Last Thursday, the 2017 Ramon Magsaysay Awards were formally conferred on Yoshiaki Ishizawa of Japan, Lilia de Lima of the Philippines, Abdon Nababan of Indonesia, Gethsie Shanmugam of Sri Lanka, Tony Tay of Singapore, and the Philippine Educational Theater Association of PETA. The awards, named after the third Philippine president whose service was tragically cut in a plane accident, are seen as the Asian Nobel prize.
Ishizawa, a scholar who later became president of Sophia University in Japan, dedicated 50 years of his life to preserving a world treasure outside his country: the Angkor Wat temple complex in Cambodia, which was endangered by civil war. Working with communities and experts in the two countries, Ishizawa has helped preserve a world heritage.
De Lima is being honored for her record – rare in the Philippines – of being an honest, competent and reform-oriented public servant. The Philippine Economic Zone Authority, which she served for 21 years, became a bright spot in the scandal-prone, graft-ridden and inefficient bureaucracy, making the country attractive for job-generating investments.
Nababan, a Toba Batak from Sumatra, is recognized for his strategic role in promoting the welfare of the indigenous peoples in Indonesia. Over 24 years, he has moved to identify the IPs in his country and make them aware of their rights and heritage. His IP movement has become a major political force.
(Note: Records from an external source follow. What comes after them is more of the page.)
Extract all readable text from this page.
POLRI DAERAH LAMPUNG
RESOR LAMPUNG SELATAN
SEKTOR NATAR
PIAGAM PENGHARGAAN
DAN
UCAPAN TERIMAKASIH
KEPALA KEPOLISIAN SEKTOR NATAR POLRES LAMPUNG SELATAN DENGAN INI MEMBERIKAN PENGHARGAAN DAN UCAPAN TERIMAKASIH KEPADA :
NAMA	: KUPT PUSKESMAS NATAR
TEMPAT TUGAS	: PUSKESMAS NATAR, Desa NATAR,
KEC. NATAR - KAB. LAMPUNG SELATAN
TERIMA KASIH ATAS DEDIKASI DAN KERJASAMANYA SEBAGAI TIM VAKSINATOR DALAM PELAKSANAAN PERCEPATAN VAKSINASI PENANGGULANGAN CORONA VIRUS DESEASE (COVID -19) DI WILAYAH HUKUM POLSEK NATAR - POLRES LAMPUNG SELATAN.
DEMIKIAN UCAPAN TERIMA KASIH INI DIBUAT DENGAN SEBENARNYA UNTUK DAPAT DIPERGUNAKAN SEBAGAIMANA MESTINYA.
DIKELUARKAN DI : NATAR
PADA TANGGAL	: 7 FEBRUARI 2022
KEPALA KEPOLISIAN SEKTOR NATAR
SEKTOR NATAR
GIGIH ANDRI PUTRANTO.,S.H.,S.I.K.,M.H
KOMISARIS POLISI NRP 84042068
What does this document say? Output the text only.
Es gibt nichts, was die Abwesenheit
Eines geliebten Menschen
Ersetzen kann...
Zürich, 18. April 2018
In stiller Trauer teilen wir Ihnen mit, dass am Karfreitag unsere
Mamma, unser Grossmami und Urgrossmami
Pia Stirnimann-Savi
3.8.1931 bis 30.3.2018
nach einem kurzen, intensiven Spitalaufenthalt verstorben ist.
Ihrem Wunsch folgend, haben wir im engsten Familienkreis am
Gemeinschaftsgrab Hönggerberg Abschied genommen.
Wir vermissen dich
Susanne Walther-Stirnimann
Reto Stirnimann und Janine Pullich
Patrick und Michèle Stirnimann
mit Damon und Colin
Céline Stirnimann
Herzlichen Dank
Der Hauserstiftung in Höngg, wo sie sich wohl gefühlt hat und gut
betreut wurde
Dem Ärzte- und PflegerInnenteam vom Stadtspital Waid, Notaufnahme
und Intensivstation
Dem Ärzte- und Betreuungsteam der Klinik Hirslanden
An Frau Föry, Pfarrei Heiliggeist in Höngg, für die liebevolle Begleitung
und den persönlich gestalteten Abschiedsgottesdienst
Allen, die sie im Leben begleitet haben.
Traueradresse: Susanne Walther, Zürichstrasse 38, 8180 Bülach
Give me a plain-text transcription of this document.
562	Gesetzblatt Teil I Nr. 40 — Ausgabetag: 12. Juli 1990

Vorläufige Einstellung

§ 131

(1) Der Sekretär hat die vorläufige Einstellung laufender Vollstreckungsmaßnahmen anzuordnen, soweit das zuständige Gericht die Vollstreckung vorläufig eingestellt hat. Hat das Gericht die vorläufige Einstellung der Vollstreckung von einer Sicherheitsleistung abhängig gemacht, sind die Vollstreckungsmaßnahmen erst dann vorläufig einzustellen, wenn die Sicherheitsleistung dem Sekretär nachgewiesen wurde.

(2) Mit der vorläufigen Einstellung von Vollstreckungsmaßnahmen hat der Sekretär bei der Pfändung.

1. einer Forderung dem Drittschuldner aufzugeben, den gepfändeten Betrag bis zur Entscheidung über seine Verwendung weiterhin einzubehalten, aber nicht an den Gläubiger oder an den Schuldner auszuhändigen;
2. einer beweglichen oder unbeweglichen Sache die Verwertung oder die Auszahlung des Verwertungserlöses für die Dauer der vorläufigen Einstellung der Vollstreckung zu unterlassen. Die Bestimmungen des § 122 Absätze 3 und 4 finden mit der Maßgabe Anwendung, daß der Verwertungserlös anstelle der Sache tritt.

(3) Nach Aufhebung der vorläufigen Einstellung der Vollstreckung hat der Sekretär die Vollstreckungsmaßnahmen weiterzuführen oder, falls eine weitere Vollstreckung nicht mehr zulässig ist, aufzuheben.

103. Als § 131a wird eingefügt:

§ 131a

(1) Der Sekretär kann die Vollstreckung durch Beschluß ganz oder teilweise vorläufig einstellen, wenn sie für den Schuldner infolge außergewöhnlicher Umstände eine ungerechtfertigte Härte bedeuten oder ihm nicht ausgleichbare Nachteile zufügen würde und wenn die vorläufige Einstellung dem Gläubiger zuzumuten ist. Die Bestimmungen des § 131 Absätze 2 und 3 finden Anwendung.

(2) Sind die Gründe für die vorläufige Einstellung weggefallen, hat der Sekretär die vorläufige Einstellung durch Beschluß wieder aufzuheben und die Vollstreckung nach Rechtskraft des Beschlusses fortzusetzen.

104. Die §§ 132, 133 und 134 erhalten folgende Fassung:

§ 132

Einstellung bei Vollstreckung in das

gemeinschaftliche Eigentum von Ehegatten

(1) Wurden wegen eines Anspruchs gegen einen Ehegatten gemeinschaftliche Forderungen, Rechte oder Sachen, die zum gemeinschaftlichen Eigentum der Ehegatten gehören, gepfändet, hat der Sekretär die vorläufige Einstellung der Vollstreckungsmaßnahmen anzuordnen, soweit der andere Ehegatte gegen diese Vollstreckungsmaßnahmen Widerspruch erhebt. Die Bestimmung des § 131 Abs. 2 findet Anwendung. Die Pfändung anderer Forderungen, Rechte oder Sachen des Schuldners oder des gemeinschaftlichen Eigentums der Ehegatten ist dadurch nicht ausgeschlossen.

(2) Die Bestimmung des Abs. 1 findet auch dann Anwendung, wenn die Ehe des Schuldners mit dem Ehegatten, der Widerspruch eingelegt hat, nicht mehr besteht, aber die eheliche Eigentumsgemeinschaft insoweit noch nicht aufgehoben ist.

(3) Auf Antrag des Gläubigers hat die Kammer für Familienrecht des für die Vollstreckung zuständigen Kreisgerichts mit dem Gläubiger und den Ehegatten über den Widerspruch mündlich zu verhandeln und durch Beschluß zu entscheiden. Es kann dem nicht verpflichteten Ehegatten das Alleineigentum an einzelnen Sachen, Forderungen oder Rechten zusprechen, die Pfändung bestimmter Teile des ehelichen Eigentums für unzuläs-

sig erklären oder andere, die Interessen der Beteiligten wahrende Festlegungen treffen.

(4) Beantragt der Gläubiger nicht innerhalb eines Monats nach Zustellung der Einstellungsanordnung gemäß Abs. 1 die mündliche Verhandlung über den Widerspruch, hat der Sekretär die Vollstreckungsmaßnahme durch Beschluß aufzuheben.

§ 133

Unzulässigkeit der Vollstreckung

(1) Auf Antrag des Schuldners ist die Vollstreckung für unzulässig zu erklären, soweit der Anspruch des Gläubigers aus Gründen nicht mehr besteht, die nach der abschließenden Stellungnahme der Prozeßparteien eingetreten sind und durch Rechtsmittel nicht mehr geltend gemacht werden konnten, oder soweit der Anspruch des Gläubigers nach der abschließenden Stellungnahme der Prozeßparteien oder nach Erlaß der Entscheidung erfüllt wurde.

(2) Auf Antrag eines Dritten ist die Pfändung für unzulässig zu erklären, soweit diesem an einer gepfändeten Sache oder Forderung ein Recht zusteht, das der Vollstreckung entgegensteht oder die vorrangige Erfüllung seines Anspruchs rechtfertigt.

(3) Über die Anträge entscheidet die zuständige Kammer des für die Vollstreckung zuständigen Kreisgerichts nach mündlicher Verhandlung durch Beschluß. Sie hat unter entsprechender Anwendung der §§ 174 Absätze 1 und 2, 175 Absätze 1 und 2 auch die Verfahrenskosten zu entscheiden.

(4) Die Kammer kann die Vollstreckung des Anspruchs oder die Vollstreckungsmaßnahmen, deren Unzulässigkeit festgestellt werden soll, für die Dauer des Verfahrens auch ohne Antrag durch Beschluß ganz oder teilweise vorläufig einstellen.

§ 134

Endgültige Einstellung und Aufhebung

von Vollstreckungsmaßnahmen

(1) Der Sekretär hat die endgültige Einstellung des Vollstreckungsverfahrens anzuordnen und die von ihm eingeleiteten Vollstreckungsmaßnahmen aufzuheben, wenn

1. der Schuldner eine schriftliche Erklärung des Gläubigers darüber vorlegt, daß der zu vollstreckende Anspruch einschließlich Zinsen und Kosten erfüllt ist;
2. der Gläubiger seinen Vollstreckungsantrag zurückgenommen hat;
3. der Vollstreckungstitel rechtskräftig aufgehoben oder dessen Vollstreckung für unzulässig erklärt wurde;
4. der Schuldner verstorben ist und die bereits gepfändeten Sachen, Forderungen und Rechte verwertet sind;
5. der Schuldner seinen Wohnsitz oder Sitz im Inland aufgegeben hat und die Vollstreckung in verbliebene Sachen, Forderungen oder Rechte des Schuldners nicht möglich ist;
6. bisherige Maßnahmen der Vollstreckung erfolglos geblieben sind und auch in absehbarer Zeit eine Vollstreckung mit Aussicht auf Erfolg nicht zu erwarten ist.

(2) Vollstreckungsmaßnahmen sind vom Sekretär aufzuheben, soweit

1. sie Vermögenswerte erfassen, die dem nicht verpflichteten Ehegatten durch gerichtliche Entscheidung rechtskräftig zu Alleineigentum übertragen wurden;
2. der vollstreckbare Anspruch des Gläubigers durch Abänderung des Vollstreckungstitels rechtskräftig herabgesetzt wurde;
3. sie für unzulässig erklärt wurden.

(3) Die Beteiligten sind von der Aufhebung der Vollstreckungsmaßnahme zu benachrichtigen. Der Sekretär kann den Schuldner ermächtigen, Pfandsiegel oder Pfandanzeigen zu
Shanmugam, a teacher in Colombo, became interested in psychology and was touched by the hidden costs of the bloody civil war in her country. Three decades of war in Sri Lanka left about 100,000 dead and hundreds of thousands more detained, tortured, abused and displaced. Shanmugan dedicated her work to counseling – and training counselors – to ease the psychosocial trauma of violence.
Tay was born into poverty in prosperous Singapore and had to scrounge for food as he grew up. Through hard work, he managed to pull himself out of poverty. At 57 when his mother died, he was inspired by her work with the Canosian Sisters. In 2003 he launched a “one hot meal revolution” that was named “Willing Hearts,” providing food daily to Singapore’s abandoned or neglected elderly, persons with disabilities, the sick, low-income families, migrant workers and children of single-parent households.
PETA, now 50 years old, received the award for turning the theater arts into a force for social change, for empowering communities by raising awareness on social issues through the arts.
All these stories provide inspiration in working to transform societies for the greater good.